With global travel restrictions being gradually lifted, the skies will soon return to being the busy hub of activity they once were. Or will they?

In order to meet net-zero targets, the way people travel by air is likely to change over the coming decades. It's estimated that flying contributes around 2% of the world's global carbon emissions, according to the International Air Transport Association (IATA).

How can we cut this down?

The United Kingdom Petroleum Industry Association (UKPIA) recently published ‘The Future of Mobility in the UK’. The report identifies important issues, challenges and possible solutions to how the UK can help its biggest carbon emitting sector – transport - meet net-zero targets by 2050.

The report found that aviation is the most challenging mode of transport to decarbonise, with few alternatives ready to step in as a replacement to kerosene-type fuel. 

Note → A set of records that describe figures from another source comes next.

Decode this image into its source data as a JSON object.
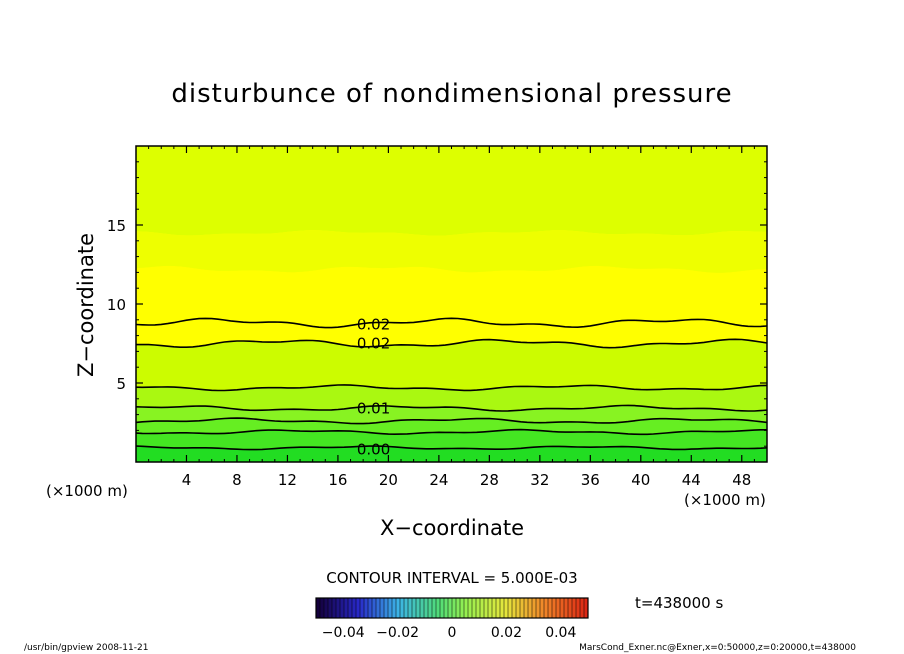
{
  "chart_data": {
    "type": "heatmap",
    "title": "disturbunce of nondimensional pressure",
    "xlabel": "X−coordinate",
    "ylabel": "Z−coordinate",
    "x_unit_left": "(×1000 m)",
    "x_unit_right": "(×1000 m)",
    "xlim": [
      0,
      50
    ],
    "ylim": [
      0,
      20
    ],
    "xticks": [
      4,
      8,
      12,
      16,
      20,
      24,
      28,
      32,
      36,
      40,
      44,
      48
    ],
    "yticks": [
      5,
      10,
      15
    ],
    "grid": false,
    "contour_interval_label": "CONTOUR INTERVAL = 5.000E-03",
    "time_label": "t=438000 s",
    "colorbar": {
      "ticks": [
        -0.04,
        -0.02,
        0,
        0.02,
        0.04
      ],
      "tick_labels": [
        "−0.04",
        "−0.02",
        "0",
        "0.02",
        "0.04"
      ]
    },
    "band_colors": [
      "#22dd22",
      "#44e622",
      "#66ee22",
      "#88f322",
      "#aaf811",
      "#ccfc00",
      "#ddff00",
      "#eeff00",
      "#ffff00",
      "#ffee00"
    ],
    "contour_labels": [
      {
        "text": "0.02",
        "x": 17.5,
        "z": 8.7
      },
      {
        "text": "0.02",
        "x": 17.5,
        "z": 7.5
      },
      {
        "text": "0.01",
        "x": 17.5,
        "z": 3.4
      },
      {
        "text": "0.00",
        "x": 17.5,
        "z": 0.8
      }
    ],
    "footer_left": "/usr/bin/gpview   2008-11-21",
    "footer_right": "MarsCond_Exner.nc@Exner,x=0:50000,z=0:20000,t=438000"
  }
}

The report also states that lower carbon travel options will likely become more popular, as services such as high-speed rail become faster and improve capacity. 

Flying will still be a main form of travel, however one alternative to the traditional jet fuel is hydrogen. UKPIA predicts that the growth of hydrogen for short-haul flights will depend on the implementation of hydrogen refuelling infrastructure at UK and European airports.

Different fuelling methods are already being rolled out, with the first long-haul flight powered by biofuels taking to the skies last month. The Air France-KLM flight from Paris to Montreal used a mix of petroleum-based jet fuel and a synthetic aviation fuel made from used cooking oils produced by French oil major Total. Importantly, no modifications to the storage and distribution infrastructure, aircraft or engines were needed to be able to use the biofuel.

Overall, the UKPIA report found that to meet net-zero targets, there needs to be a combined effort from all in pursuing all technology options with low carbon fuels, and hydrogen (both blue and green), playing important roles across the UK’s methods of transport.